Bref, il y a d'une part l'acquis, ses certitudes et ses frustrations bien réelles. De l'autre, le potentiel, ses extrapolations défendables et ses mirages rosés.
Tous les acteurs de bonne foi dans ce débat vont reconnaître que la vérité crue est que la souveraineté du Québec est tout à fait possible. Comme l'a reconnu Jean Charest, les moyens sont là. Il y a déjà un moment, les membres de la Commission Bélanger-Campeau avaient endossé ce même constat par la formule d'une souveraineté du Québec "faisable et viable".
Mais, avec la même honnêteté, il faut aussi dire que le passage à l'État du Québec n'est pas une simple balade. Il ne comporte aucune garantie de faire mieux. Une victoire référendaire du Oui déclencherait, comme Pauline Marois l'a reconnu lors de la récente course à la direction du Parti québécois, des années de perturbations.
Il faudrait être naïf et ne pas avoir voyagé au Canada anglais pendant les périodes référendaires pour croire qu'un démembrement de la fédération ne susciterait pas un vif ressentiment hors du Québec.
Plaider le long fleuve tranquille en soutenant que la nécessité des affaires aurait tôt fait de laver l'affront d'une scission du Canada, c'est faire bien peu de cas d'une dimension peu glorieuse mais réelle de la nature humaine. Quand on se fait larguer, on est souvent prêt à payer le prix afin que l'autre comprenne toute l'étendue des vexations engendrées par son départ.
Il reste qu'André Boisclair a raison de vouloir tirer profit de l'affaire. L'argument a du ressort comme on a pu le constater hier lors de l'investiture du chef comme candidat péquiste dans Pointe-aux-Trembles.

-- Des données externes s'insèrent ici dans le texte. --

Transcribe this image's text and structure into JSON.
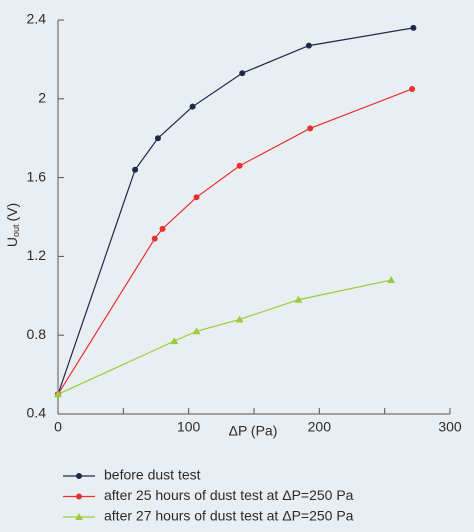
{
  "chart_data": {
    "type": "line",
    "xlabel": "ΔP (Pa)",
    "ylabel": {
      "main": "U",
      "sub": "out",
      "unit": "(V)"
    },
    "xlim": [
      0,
      300
    ],
    "xticks": [
      0,
      100,
      200,
      300
    ],
    "xminorticks": [
      50,
      150,
      250
    ],
    "ylim": [
      0.4,
      2.4
    ],
    "yticks": [
      0.4,
      0.8,
      1.2,
      1.6,
      2,
      2.4
    ],
    "series": [
      {
        "name": "before dust test",
        "color": "#1b2a48",
        "marker": "circle",
        "x": [
          0,
          59,
          76.5,
          103,
          141,
          192,
          272
        ],
        "values": [
          0.5,
          1.64,
          1.8,
          1.96,
          2.13,
          2.27,
          2.36
        ]
      },
      {
        "name": "after 25 hours of dust test at ΔP=250 Pa",
        "color": "#e8312f",
        "marker": "circle",
        "x": [
          0,
          74,
          80,
          106,
          139,
          193,
          271
        ],
        "values": [
          0.5,
          1.29,
          1.34,
          1.5,
          1.66,
          1.85,
          2.05
        ]
      },
      {
        "name": "after 27 hours of dust test at ΔP=250 Pa",
        "color": "#9acd3c",
        "marker": "triangle",
        "x": [
          0,
          89,
          106,
          139,
          184,
          255
        ],
        "values": [
          0.5,
          0.77,
          0.82,
          0.88,
          0.98,
          1.08
        ]
      }
    ]
  }
}
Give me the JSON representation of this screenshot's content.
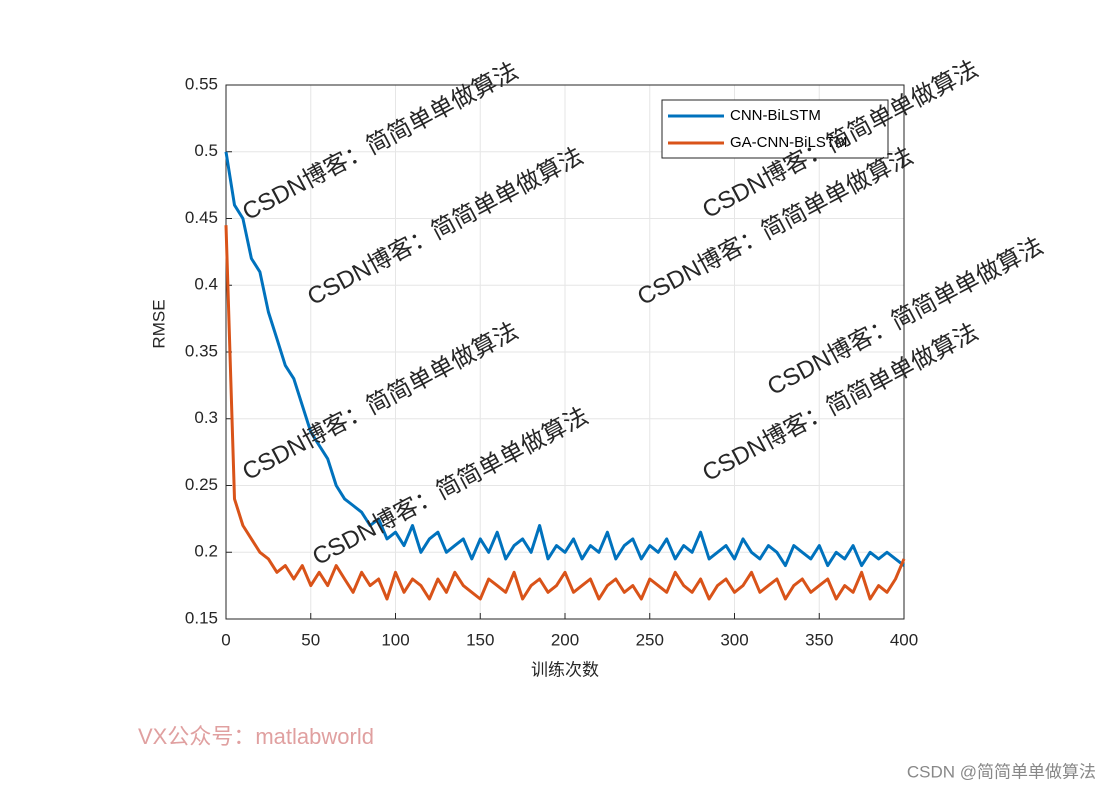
{
  "chart_data": {
    "type": "line",
    "xlabel": "训练次数",
    "ylabel": "RMSE",
    "x": [
      0,
      5,
      10,
      15,
      20,
      25,
      30,
      35,
      40,
      45,
      50,
      55,
      60,
      65,
      70,
      75,
      80,
      85,
      90,
      95,
      100,
      105,
      110,
      115,
      120,
      125,
      130,
      135,
      140,
      145,
      150,
      155,
      160,
      165,
      170,
      175,
      180,
      185,
      190,
      195,
      200,
      205,
      210,
      215,
      220,
      225,
      230,
      235,
      240,
      245,
      250,
      255,
      260,
      265,
      270,
      275,
      280,
      285,
      290,
      295,
      300,
      305,
      310,
      315,
      320,
      325,
      330,
      335,
      340,
      345,
      350,
      355,
      360,
      365,
      370,
      375,
      380,
      385,
      390,
      395,
      400
    ],
    "series": [
      {
        "name": "CNN-BiLSTM",
        "color": "#0072BD",
        "values": [
          0.5,
          0.46,
          0.45,
          0.42,
          0.41,
          0.38,
          0.36,
          0.34,
          0.33,
          0.31,
          0.29,
          0.28,
          0.27,
          0.25,
          0.24,
          0.235,
          0.23,
          0.22,
          0.225,
          0.21,
          0.215,
          0.205,
          0.22,
          0.2,
          0.21,
          0.215,
          0.2,
          0.205,
          0.21,
          0.195,
          0.21,
          0.2,
          0.215,
          0.195,
          0.205,
          0.21,
          0.2,
          0.22,
          0.195,
          0.205,
          0.2,
          0.21,
          0.195,
          0.205,
          0.2,
          0.215,
          0.195,
          0.205,
          0.21,
          0.195,
          0.205,
          0.2,
          0.21,
          0.195,
          0.205,
          0.2,
          0.215,
          0.195,
          0.2,
          0.205,
          0.195,
          0.21,
          0.2,
          0.195,
          0.205,
          0.2,
          0.19,
          0.205,
          0.2,
          0.195,
          0.205,
          0.19,
          0.2,
          0.195,
          0.205,
          0.19,
          0.2,
          0.195,
          0.2,
          0.195,
          0.19
        ]
      },
      {
        "name": "GA-CNN-BiLSTM",
        "color": "#D95319",
        "values": [
          0.445,
          0.24,
          0.22,
          0.21,
          0.2,
          0.195,
          0.185,
          0.19,
          0.18,
          0.19,
          0.175,
          0.185,
          0.175,
          0.19,
          0.18,
          0.17,
          0.185,
          0.175,
          0.18,
          0.165,
          0.185,
          0.17,
          0.18,
          0.175,
          0.165,
          0.18,
          0.17,
          0.185,
          0.175,
          0.17,
          0.165,
          0.18,
          0.175,
          0.17,
          0.185,
          0.165,
          0.175,
          0.18,
          0.17,
          0.175,
          0.185,
          0.17,
          0.175,
          0.18,
          0.165,
          0.175,
          0.18,
          0.17,
          0.175,
          0.165,
          0.18,
          0.175,
          0.17,
          0.185,
          0.175,
          0.17,
          0.18,
          0.165,
          0.175,
          0.18,
          0.17,
          0.175,
          0.185,
          0.17,
          0.175,
          0.18,
          0.165,
          0.175,
          0.18,
          0.17,
          0.175,
          0.18,
          0.165,
          0.175,
          0.17,
          0.185,
          0.165,
          0.175,
          0.17,
          0.18,
          0.195
        ]
      }
    ],
    "xlim": [
      0,
      400
    ],
    "xticks": [
      0,
      50,
      100,
      150,
      200,
      250,
      300,
      350,
      400
    ],
    "ylim": [
      0.15,
      0.55
    ],
    "yticks": [
      0.15,
      0.2,
      0.25,
      0.3,
      0.35,
      0.4,
      0.45,
      0.5,
      0.55
    ],
    "grid": true,
    "legend": "top-right"
  },
  "watermark": "CSDN博客：简简单单做算法",
  "footer_left": "VX公众号：matlabworld",
  "footer_right": "CSDN @简简单单做算法"
}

Il insuffle un oxygène bienvenu dans les rangs du Parti québécois où on s'inquiétait surtout pour l'instant de la performance du jeune chef.
Mais de là à affirmer que la déclaration de Jean Charest est une "victoire définitive" pour la cause souverainiste ou encore, comme l'a plaidé Bernard Landry, qu'elle vient stériliser toutes les peurs économiques et les paniques liées à l'accession du Québec à sa souveraineté, ce serait faire un peu trop vite l'économie d'un débat de fond.
La cause souverainiste est en effet encore bien loin d'avoir été entendue, débattue et jugée pour la troisième fois devant le tribunal référendaire québécois.